Dagens Næringsliv took its findings to the Norwegian University of Science and Technology, which assembled data security and cybercrime experts to put together a 78-page report concluding that Tidal seems to have intentionally manipulated its data for the two albums, as evidenced by the “large presence of similar duplicate records” for a large percentage of its user base.
Tidal disputes the accusations. “This is a smear campaign from a publication that once referred to our employee as an ‘Israeli Intelligence officer’ and our owner as a ‘crack dealer,’” a Tidal spokesperson tells Rolling Stone, referring to a January 2017 report in which Dagens Næringsliv described Jay-Z and Roc Nation executive Lior Tibon with the aforementioned details. “We expect nothing less from them than this ridiculous story, lies and falsehoods. The information was stolen and manipulated and we will fight these claims vigorously.”

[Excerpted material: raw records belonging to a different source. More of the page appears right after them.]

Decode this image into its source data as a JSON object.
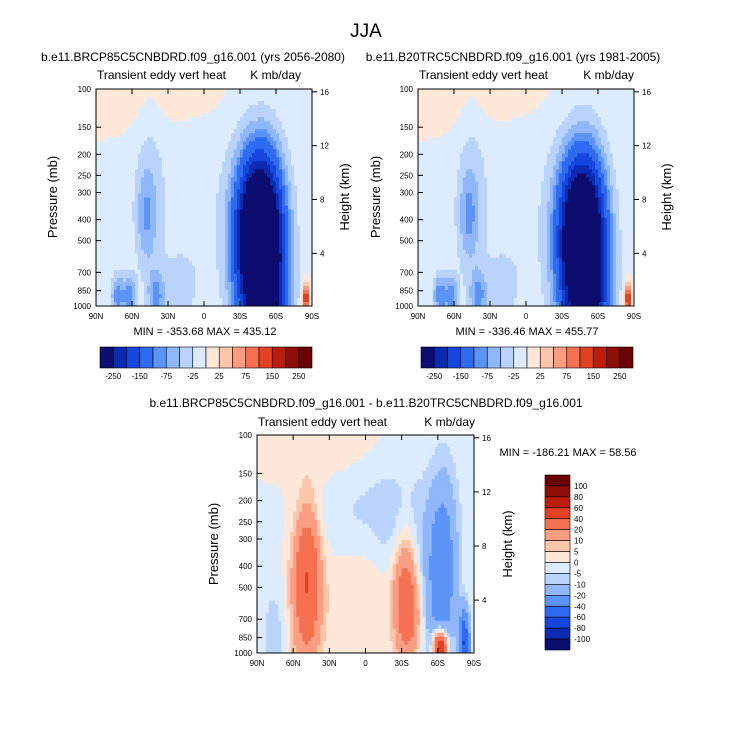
{
  "figure": {
    "title": "JJA"
  },
  "chart_data": [
    {
      "id": "future",
      "type": "heatmap",
      "title": "b.e11.BRCP85C5CNBDRD.f09_g16.001 (yrs 2056-2080)",
      "subtitle_left": "Transient eddy vert heat",
      "subtitle_right": "K mb/day",
      "xlabel": "",
      "ylabel": "Pressure (mb)",
      "ylabel_right": "Height (km)",
      "x_ticks": [
        "90N",
        "60N",
        "30N",
        "0",
        "30S",
        "60S",
        "90S"
      ],
      "x_values": [
        90,
        60,
        30,
        0,
        -30,
        -60,
        -90
      ],
      "xlim": [
        90,
        -90
      ],
      "y_ticks": [
        100,
        150,
        200,
        250,
        300,
        400,
        500,
        700,
        850,
        1000
      ],
      "ylim": [
        1000,
        100
      ],
      "height_ticks": [
        16,
        12,
        8,
        4
      ],
      "stats": "MIN = -353.68  MAX = 435.12",
      "min": -353.68,
      "max": 435.12,
      "features": [
        {
          "lat": -43,
          "p": 480,
          "value": -260,
          "sigma_lat": 11,
          "sigma_logp": 0.22
        },
        {
          "lat": -48,
          "p": 750,
          "value": -230,
          "sigma_lat": 14,
          "sigma_logp": 0.3
        },
        {
          "lat": -46,
          "p": 330,
          "value": -90,
          "sigma_lat": 13,
          "sigma_logp": 0.22
        },
        {
          "lat": -55,
          "p": 700,
          "value": -120,
          "sigma_lat": 9,
          "sigma_logp": 0.3
        },
        {
          "lat": 48,
          "p": 390,
          "value": -55,
          "sigma_lat": 6,
          "sigma_logp": 0.15
        },
        {
          "lat": 45,
          "p": 250,
          "value": -22,
          "sigma_lat": 9,
          "sigma_logp": 0.3
        },
        {
          "lat": 72,
          "p": 900,
          "value": -85,
          "sigma_lat": 4,
          "sigma_logp": 0.07
        },
        {
          "lat": 62,
          "p": 900,
          "value": -85,
          "sigma_lat": 4,
          "sigma_logp": 0.07
        },
        {
          "lat": 40,
          "p": 900,
          "value": -70,
          "sigma_lat": 5,
          "sigma_logp": 0.08
        },
        {
          "lat": 20,
          "p": 880,
          "value": -22,
          "sigma_lat": 15,
          "sigma_logp": 0.15
        },
        {
          "lat": 5,
          "p": 350,
          "value": -18,
          "sigma_lat": 45,
          "sigma_logp": 0.35
        },
        {
          "lat": -85,
          "p": 920,
          "value": 140,
          "sigma_lat": 2,
          "sigma_logp": 0.05
        },
        {
          "lat": 40,
          "p": 110,
          "value": 15,
          "sigma_lat": 45,
          "sigma_logp": 0.12
        }
      ]
    },
    {
      "id": "historical",
      "type": "heatmap",
      "title": "b.e11.B20TRC5CNBDRD.f09_g16.001 (yrs 1981-2005)",
      "subtitle_left": "Transient eddy vert heat",
      "subtitle_right": "K mb/day",
      "xlabel": "",
      "ylabel": "Pressure (mb)",
      "ylabel_right": "Height (km)",
      "x_ticks": [
        "90N",
        "60N",
        "30N",
        "0",
        "30S",
        "60S",
        "90S"
      ],
      "x_values": [
        90,
        60,
        30,
        0,
        -30,
        -60,
        -90
      ],
      "xlim": [
        90,
        -90
      ],
      "y_ticks": [
        100,
        150,
        200,
        250,
        300,
        400,
        500,
        700,
        850,
        1000
      ],
      "ylim": [
        1000,
        100
      ],
      "height_ticks": [
        16,
        12,
        8,
        4
      ],
      "stats": "MIN = -336.46  MAX = 455.77",
      "min": -336.46,
      "max": 455.77,
      "features": [
        {
          "lat": -44,
          "p": 490,
          "value": -250,
          "sigma_lat": 11,
          "sigma_logp": 0.22
        },
        {
          "lat": -48,
          "p": 750,
          "value": -220,
          "sigma_lat": 14,
          "sigma_logp": 0.3
        },
        {
          "lat": -46,
          "p": 330,
          "value": -80,
          "sigma_lat": 13,
          "sigma_logp": 0.22
        },
        {
          "lat": -55,
          "p": 700,
          "value": -110,
          "sigma_lat": 9,
          "sigma_logp": 0.3
        },
        {
          "lat": 48,
          "p": 390,
          "value": -58,
          "sigma_lat": 6,
          "sigma_logp": 0.15
        },
        {
          "lat": 45,
          "p": 250,
          "value": -22,
          "sigma_lat": 9,
          "sigma_logp": 0.3
        },
        {
          "lat": 72,
          "p": 900,
          "value": -90,
          "sigma_lat": 4,
          "sigma_logp": 0.07
        },
        {
          "lat": 62,
          "p": 900,
          "value": -85,
          "sigma_lat": 4,
          "sigma_logp": 0.07
        },
        {
          "lat": 40,
          "p": 900,
          "value": -72,
          "sigma_lat": 5,
          "sigma_logp": 0.08
        },
        {
          "lat": 20,
          "p": 880,
          "value": -22,
          "sigma_lat": 15,
          "sigma_logp": 0.15
        },
        {
          "lat": 5,
          "p": 350,
          "value": -18,
          "sigma_lat": 45,
          "sigma_logp": 0.35
        },
        {
          "lat": -85,
          "p": 920,
          "value": 150,
          "sigma_lat": 2,
          "sigma_logp": 0.05
        },
        {
          "lat": 40,
          "p": 110,
          "value": 15,
          "sigma_lat": 45,
          "sigma_logp": 0.12
        }
      ]
    },
    {
      "id": "difference",
      "type": "heatmap",
      "title": "b.e11.BRCP85C5CNBDRD.f09_g16.001 - b.e11.B20TRC5CNBDRD.f09_g16.001",
      "subtitle_left": "Transient eddy vert heat",
      "subtitle_right": "K mb/day",
      "xlabel": "",
      "ylabel": "Pressure (mb)",
      "ylabel_right": "Height (km)",
      "x_ticks": [
        "90N",
        "60N",
        "30N",
        "0",
        "30S",
        "60S",
        "90S"
      ],
      "x_values": [
        90,
        60,
        30,
        0,
        -30,
        -60,
        -90
      ],
      "xlim": [
        90,
        -90
      ],
      "y_ticks": [
        100,
        150,
        200,
        250,
        300,
        400,
        500,
        700,
        850,
        1000
      ],
      "ylim": [
        1000,
        100
      ],
      "height_ticks": [
        16,
        12,
        8,
        4
      ],
      "stats": "MIN = -186.21  MAX =  58.56",
      "min": -186.21,
      "max": 58.56,
      "features": [
        {
          "lat": 48,
          "p": 430,
          "value": 28,
          "sigma_lat": 7,
          "sigma_logp": 0.2
        },
        {
          "lat": 50,
          "p": 600,
          "value": 15,
          "sigma_lat": 10,
          "sigma_logp": 0.3
        },
        {
          "lat": -33,
          "p": 500,
          "value": 26,
          "sigma_lat": 7,
          "sigma_logp": 0.2
        },
        {
          "lat": -38,
          "p": 700,
          "value": 15,
          "sigma_lat": 8,
          "sigma_logp": 0.15
        },
        {
          "lat": -62,
          "p": 930,
          "value": 70,
          "sigma_lat": 4,
          "sigma_logp": 0.05
        },
        {
          "lat": 0,
          "p": 430,
          "value": 6,
          "sigma_lat": 25,
          "sigma_logp": 0.2
        },
        {
          "lat": -65,
          "p": 400,
          "value": -25,
          "sigma_lat": 8,
          "sigma_logp": 0.3
        },
        {
          "lat": -55,
          "p": 650,
          "value": -12,
          "sigma_lat": 10,
          "sigma_logp": 0.3
        },
        {
          "lat": 0,
          "p": 230,
          "value": -8,
          "sigma_lat": 40,
          "sigma_logp": 0.2
        },
        {
          "lat": 75,
          "p": 850,
          "value": -8,
          "sigma_lat": 8,
          "sigma_logp": 0.2
        },
        {
          "lat": -30,
          "p": 330,
          "value": -6,
          "sigma_lat": 15,
          "sigma_logp": 0.2
        },
        {
          "lat": -82,
          "p": 900,
          "value": -60,
          "sigma_lat": 3,
          "sigma_logp": 0.1
        },
        {
          "lat": 30,
          "p": 120,
          "value": 5,
          "sigma_lat": 30,
          "sigma_logp": 0.15
        }
      ]
    }
  ],
  "colorbars": {
    "top": {
      "orientation": "horizontal",
      "labels": [
        "-250",
        "-150",
        "-75",
        "-25",
        "25",
        "75",
        "150",
        "250"
      ],
      "levels": [
        -250,
        -200,
        -150,
        -100,
        -75,
        -50,
        -25,
        0,
        25,
        50,
        75,
        100,
        150,
        200,
        250
      ],
      "colors": [
        "#0d0d70",
        "#0b2bb2",
        "#1546de",
        "#2e6bf0",
        "#5b94f6",
        "#8fb7fa",
        "#b9d3fc",
        "#dcebfd",
        "#fde7d9",
        "#fcc6ab",
        "#fa9d80",
        "#f47151",
        "#e24223",
        "#bb1d0c",
        "#8e0f08",
        "#6a0404"
      ]
    },
    "diff": {
      "orientation": "vertical",
      "labels": [
        "100",
        "80",
        "60",
        "40",
        "20",
        "10",
        "5",
        "0",
        "-5",
        "-10",
        "-20",
        "-40",
        "-60",
        "-80",
        "-100"
      ],
      "levels": [
        -100,
        -80,
        -60,
        -40,
        -20,
        -10,
        -5,
        0,
        5,
        10,
        20,
        40,
        60,
        80,
        100
      ],
      "colors": [
        "#0d0d70",
        "#0b2bb2",
        "#1546de",
        "#2e6bf0",
        "#5b94f6",
        "#8fb7fa",
        "#b9d3fc",
        "#dcebfd",
        "#fde7d9",
        "#fcc6ab",
        "#fa9d80",
        "#f47151",
        "#e24223",
        "#bb1d0c",
        "#8e0f08",
        "#6a0404"
      ]
    }
  }
}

In that January 2017 report, Dagens Næringsliv also questioned Tidal’s claim of reaching 3 million subscribers; around the same time, Midia Research analyst Mark Mulligan also said Tidal’s active subscriber count, based on its revenue, could not be higher than 1 million. The music-streaming company, which currently operates in 52 countries, has not released an updated subscriber count since last year.